Antonella Coppari

ROMA, 20 marzo 2014 - E ADESSO si apre un problema anche per i giornalisti: dovranno abituarsi a non chiamarlo più Cavaliere. Il termine non potrà più essere sinomino di Berlusconi. Non è la fine del mondo, ma è il segno che qualcosa è cambiato: «Fanno passare per delinquente un uomo che non ha mai fatto nulla di male al Paese», si lamenta lui. Che preferisce inviare la richiesta di autospensione alla Federazione dei cavalieri del lavoro prima che fossero presi provvedimenti dopo l’ultima sentenza della Cassazione: «Faccio un passo indietro prima di essere esiliato dal mio mondo».
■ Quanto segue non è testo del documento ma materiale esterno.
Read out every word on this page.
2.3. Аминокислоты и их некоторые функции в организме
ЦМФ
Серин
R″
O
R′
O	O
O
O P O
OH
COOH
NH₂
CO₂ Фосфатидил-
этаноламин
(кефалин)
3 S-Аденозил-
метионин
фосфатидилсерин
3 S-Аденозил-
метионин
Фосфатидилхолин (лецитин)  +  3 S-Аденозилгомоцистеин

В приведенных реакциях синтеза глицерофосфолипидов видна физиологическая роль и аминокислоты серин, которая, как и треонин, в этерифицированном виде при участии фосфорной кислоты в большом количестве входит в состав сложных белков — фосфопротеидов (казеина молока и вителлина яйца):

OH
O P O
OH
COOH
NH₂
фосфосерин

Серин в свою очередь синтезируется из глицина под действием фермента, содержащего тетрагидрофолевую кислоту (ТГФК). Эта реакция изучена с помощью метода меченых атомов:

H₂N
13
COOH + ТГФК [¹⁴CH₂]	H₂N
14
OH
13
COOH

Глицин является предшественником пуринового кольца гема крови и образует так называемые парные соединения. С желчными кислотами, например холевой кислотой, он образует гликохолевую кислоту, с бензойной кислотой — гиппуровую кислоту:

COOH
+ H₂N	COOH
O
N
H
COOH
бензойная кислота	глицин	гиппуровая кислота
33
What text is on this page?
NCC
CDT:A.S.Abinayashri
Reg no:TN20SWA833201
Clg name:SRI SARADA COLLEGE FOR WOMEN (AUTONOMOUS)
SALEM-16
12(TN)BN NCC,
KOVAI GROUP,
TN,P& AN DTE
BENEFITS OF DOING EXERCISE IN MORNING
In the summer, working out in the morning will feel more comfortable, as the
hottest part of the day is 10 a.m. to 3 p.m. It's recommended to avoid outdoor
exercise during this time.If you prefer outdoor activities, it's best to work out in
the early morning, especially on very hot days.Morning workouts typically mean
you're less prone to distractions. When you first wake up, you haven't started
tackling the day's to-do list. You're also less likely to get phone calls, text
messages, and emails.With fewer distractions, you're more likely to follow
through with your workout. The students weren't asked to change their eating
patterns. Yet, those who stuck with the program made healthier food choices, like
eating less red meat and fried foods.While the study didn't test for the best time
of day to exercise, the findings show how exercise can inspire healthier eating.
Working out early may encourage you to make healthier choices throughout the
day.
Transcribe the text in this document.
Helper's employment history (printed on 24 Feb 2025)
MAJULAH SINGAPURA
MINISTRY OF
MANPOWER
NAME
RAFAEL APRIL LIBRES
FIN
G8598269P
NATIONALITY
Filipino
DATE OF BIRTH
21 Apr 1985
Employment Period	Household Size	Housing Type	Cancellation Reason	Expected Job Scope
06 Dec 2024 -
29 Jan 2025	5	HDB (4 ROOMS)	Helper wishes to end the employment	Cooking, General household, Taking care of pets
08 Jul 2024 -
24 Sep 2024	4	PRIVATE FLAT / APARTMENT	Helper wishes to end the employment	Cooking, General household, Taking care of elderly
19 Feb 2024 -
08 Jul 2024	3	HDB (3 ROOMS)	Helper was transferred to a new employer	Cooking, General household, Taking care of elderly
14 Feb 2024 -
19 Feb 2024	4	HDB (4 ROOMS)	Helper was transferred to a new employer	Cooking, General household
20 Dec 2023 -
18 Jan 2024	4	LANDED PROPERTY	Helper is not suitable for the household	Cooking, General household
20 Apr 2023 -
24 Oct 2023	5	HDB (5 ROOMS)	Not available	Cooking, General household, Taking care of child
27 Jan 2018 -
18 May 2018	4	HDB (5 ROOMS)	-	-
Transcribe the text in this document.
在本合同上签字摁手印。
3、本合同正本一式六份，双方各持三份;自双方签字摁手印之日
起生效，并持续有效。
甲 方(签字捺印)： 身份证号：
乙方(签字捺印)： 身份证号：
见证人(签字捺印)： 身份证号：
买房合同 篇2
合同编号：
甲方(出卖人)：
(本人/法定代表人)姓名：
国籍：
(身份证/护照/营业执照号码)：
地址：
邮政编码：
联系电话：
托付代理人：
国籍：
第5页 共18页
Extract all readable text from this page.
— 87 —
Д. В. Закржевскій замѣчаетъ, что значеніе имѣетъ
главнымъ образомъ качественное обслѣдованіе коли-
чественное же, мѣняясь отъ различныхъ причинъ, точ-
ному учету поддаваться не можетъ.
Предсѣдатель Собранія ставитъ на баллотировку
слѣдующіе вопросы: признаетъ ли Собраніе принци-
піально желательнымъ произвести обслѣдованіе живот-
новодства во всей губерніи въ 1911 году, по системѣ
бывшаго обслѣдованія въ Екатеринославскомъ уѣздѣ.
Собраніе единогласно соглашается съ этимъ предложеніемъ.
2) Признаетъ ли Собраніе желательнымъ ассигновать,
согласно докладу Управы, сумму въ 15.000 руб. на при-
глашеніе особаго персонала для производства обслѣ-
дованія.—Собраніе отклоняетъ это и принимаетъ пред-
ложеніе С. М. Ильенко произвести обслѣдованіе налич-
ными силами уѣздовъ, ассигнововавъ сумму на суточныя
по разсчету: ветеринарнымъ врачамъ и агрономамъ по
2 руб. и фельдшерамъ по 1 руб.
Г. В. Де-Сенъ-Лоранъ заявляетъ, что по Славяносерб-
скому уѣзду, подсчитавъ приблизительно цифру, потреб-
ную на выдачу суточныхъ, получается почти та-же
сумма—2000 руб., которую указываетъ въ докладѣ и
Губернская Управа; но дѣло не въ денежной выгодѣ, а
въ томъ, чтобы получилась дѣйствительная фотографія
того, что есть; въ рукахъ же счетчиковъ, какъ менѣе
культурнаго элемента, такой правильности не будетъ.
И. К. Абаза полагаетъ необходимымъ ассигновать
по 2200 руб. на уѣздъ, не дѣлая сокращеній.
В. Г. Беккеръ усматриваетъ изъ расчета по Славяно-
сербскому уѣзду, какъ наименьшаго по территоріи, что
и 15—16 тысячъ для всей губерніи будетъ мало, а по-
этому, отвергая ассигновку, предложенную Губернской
LA CONFERMA dell’interdizione dai pubblici uffici — oltre a riportargli alla mente la vicenda dell’amico Craxi — lo costringe a concentrarsi sulla prossima scadenza elettorale, benchè frema nell’attesa dell’ennesimo passaggio giudiziario, il 10 aprile. Quando il tribunale di sorveglianza di Milano deciderà come dovrà scontare la pena per la condanna Mediaset. Così piomba a Roma. Con Toti, riunisce a Palazzo Grazioli Brunetta, Romani, Verdini, Gianni Letta e Ghedini per fare il punto. Vuole lanciare un segnale a un partito disorientato. Alcune simulazioni hanno mostrato che, senza il suo nome sulle liste, Forza Italia perderebbe il 6%, calando al 17%. Numeri devastanti, a maggior ragione se relegassero il partito al terzo posto, dopo Grillo. Nella sua residenza romana si ragiona di ipotesi alternative: «Comunque, il presidente resta in campo», assicura Toti. Si torna a parlare della possibilità che uno dei figli ‘si immoli’ per mantenere il ‘brand’. A sorpresa, per i sondaggi il più gradito sarebbe Pier Silvio. In una sfida virtuale contro Renzi, Tecnè lo piazza al 22% contro il 35% del premier. Si spiega perchè il leader forzista preme perché lui si candidi come capolista in tutte le circoscrizioni. Secondo voci, avrebbe pure scritto l’eventuale discorso di accettazione, oltre a registrare il video di un intervento di Pier Silvio a una convention per dimostrarne l’eloquenza. Il diretto interessato nicchia: deve fare i conti, però, con il pressing del partito. Dove sarebbe visto meglio delle figlie. Se non di Marina, sicuramente di Barbara.

IN ALTERNATIVA, c’è lo scenario B: lasciare il cognome nel simbolo. Da un lato gli avvocati temono che i magistrati considerino la scelta una dichiarazione di guerra. Dall’altro, non si sottovaluta il rischio che l’elettore scriva quel nome sulla scheda annullandola. In assenza del padre e dei figli, l’unica via di uscita sono i big nelle liste. Di qui l’idea di concedere deroghe per permettere ad alcuni parlamentari di candidarsi. Qualcuno dava Fitto capolista al Sud, Brunetta nel Nord est, con Tajani al centro e Toti nel Nord Ovest. «Niente è stato deciso», assicura quest’ultimo. Per evitare nuove liti dentro Fi, aggiungono i maligni.